El chinandegano Tony Barreto, que pertenece al Comité Pro Universidad Pública en Chinandega, llamó “Los Niños Invisibles” a estos inhalantes, por la falta de asistencia de las instituciones del Estado.
El otro mundo de los niños, que trabajan y se confunden entre algunos inhalantes es en el basurero municipal. Con sus sacos y varillas con garfios corren tras los camiones de los desechos, extraen cartones, botellas, plástico, lo acumulan y recolectan para vender y llevar unos cuantos córdobas a la casa.

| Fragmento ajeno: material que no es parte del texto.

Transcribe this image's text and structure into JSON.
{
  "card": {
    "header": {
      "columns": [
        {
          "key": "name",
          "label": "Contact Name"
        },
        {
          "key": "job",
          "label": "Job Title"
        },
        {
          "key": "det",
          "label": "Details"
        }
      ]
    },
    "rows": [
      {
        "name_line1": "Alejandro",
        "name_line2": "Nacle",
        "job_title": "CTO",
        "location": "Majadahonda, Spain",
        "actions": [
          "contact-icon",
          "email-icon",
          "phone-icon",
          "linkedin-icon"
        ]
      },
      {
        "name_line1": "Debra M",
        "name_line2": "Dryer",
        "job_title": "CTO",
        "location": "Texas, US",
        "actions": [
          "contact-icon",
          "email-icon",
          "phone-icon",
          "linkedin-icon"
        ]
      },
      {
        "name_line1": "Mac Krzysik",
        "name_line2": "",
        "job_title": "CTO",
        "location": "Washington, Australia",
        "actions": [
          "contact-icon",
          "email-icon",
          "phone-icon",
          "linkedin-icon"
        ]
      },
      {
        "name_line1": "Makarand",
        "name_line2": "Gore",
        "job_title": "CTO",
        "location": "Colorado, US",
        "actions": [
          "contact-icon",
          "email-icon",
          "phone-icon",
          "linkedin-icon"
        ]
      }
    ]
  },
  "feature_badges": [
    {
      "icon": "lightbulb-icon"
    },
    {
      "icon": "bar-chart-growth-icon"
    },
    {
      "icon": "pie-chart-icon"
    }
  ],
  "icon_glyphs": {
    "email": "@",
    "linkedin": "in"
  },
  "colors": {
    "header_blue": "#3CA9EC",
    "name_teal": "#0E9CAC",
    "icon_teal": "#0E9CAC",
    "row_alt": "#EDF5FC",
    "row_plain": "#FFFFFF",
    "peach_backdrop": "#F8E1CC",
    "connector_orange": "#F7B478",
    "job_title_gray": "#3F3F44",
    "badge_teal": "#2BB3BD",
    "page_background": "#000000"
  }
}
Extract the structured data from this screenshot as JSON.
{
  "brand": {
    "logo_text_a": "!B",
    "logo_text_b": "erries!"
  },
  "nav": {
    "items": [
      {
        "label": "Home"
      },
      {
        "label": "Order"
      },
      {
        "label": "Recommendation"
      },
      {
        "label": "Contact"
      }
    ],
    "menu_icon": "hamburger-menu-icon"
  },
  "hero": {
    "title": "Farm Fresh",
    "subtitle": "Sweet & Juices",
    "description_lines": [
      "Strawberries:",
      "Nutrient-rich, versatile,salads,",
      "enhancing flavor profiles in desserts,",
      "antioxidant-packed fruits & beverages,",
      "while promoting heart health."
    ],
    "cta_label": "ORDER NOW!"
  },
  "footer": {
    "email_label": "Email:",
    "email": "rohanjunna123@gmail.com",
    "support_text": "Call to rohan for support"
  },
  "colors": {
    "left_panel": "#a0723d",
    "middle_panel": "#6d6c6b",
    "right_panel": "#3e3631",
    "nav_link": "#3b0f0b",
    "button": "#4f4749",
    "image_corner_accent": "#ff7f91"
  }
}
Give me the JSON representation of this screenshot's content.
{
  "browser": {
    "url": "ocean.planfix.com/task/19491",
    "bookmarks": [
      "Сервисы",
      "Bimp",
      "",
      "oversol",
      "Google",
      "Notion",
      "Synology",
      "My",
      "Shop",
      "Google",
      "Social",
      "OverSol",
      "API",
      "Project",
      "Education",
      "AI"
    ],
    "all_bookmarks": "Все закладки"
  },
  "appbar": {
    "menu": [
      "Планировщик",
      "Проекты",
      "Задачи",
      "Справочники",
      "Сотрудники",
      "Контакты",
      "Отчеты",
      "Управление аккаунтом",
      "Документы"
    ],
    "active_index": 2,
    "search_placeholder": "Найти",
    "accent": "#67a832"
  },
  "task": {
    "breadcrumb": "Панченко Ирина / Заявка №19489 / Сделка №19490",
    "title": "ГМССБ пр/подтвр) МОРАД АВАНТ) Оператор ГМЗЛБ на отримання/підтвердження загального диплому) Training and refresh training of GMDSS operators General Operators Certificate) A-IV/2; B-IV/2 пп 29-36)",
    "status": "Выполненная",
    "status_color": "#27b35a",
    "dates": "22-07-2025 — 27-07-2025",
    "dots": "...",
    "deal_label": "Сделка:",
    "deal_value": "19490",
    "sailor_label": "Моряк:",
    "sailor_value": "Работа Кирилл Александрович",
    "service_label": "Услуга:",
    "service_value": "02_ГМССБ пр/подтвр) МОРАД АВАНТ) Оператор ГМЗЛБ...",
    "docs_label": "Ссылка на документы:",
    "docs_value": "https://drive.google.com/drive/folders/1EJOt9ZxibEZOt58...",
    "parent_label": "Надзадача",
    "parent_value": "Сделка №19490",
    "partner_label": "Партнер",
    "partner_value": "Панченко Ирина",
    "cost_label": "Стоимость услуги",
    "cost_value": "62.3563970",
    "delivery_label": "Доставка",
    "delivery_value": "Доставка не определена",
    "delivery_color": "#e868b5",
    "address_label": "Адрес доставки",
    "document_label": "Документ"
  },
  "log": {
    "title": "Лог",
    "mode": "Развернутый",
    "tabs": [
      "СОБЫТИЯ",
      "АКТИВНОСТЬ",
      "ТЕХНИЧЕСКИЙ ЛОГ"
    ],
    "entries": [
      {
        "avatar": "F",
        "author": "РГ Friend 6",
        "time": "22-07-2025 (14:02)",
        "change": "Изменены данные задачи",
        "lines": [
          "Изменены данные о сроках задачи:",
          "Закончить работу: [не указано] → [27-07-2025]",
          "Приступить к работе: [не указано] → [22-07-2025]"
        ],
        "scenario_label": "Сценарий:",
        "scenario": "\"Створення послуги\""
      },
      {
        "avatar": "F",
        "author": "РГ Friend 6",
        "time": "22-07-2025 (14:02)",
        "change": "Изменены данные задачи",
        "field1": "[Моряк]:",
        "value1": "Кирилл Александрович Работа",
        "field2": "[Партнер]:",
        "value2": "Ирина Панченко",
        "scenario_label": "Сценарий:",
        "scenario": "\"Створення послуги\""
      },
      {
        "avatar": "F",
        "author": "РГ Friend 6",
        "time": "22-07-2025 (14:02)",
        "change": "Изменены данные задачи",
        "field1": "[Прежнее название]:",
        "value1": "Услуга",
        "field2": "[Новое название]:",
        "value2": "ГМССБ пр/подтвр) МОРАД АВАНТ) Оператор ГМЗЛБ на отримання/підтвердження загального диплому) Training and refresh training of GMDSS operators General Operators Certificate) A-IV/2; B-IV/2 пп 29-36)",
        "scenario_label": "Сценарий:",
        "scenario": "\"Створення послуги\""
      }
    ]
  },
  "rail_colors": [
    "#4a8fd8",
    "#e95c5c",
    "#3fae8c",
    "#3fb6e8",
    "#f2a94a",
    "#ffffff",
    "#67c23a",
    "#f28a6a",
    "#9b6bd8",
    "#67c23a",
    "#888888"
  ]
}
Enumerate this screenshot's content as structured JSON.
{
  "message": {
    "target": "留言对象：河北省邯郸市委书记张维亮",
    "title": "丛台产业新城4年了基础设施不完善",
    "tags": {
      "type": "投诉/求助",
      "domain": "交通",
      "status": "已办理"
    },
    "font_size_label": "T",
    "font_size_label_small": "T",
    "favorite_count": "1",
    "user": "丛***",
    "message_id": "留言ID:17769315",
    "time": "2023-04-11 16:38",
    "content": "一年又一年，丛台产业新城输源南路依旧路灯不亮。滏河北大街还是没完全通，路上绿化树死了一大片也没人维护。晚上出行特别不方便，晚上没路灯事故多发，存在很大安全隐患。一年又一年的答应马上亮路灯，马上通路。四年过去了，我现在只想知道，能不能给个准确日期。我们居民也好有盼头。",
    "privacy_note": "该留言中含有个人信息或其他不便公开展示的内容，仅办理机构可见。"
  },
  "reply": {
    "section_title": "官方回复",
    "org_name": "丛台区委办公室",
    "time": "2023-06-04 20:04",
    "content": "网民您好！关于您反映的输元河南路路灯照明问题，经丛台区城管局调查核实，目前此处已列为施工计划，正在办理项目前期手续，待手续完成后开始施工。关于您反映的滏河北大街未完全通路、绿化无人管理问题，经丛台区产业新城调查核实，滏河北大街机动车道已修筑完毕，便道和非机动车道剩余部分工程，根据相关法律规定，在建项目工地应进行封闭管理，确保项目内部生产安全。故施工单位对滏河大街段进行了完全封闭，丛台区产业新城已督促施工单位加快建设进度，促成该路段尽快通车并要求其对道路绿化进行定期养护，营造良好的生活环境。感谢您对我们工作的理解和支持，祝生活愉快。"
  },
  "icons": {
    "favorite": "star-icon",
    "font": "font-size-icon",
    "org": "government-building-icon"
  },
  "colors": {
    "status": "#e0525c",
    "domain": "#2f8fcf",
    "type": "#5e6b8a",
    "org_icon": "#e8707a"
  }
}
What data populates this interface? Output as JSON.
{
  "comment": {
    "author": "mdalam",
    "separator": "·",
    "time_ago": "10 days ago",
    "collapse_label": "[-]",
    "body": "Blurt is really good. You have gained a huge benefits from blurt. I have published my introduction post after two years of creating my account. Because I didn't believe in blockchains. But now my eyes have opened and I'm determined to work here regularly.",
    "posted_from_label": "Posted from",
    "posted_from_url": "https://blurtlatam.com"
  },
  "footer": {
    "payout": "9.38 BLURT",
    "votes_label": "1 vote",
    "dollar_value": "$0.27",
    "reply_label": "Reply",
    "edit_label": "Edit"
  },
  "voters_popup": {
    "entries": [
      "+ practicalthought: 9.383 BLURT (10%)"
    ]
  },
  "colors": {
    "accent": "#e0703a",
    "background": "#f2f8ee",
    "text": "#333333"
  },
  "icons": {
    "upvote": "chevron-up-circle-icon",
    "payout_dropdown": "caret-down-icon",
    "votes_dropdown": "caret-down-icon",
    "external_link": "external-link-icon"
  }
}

Guillermo Alvarado, labora en la comuna en el control del tren de aseo, dice que todos los días llegan los niños a ayudar a sus padres a recolectar desechos reciclables. “No deberían de trabajar, sino estar en las escuelas o sus casas pero como la situación económica está mal tienen que ayudar a sus padres”, dijo.
Trabajan y estudian
Elvin Bautista y Marvin Ruiz, trabajan para ayudar a sus padres y ambos estudian. “Estudio el primer año en el Instituto Andrés Castro, ayudo a mi madre en el barrido de la calle, desde las 4:00 de la tarde hasta las 7: 00 de la noche, tenemos que ayudarles a ellas” dice el primero.
Marvin estudia el primer año en el Instituto Tomas Ruiz y ayuda a su abuelo a vender lotería.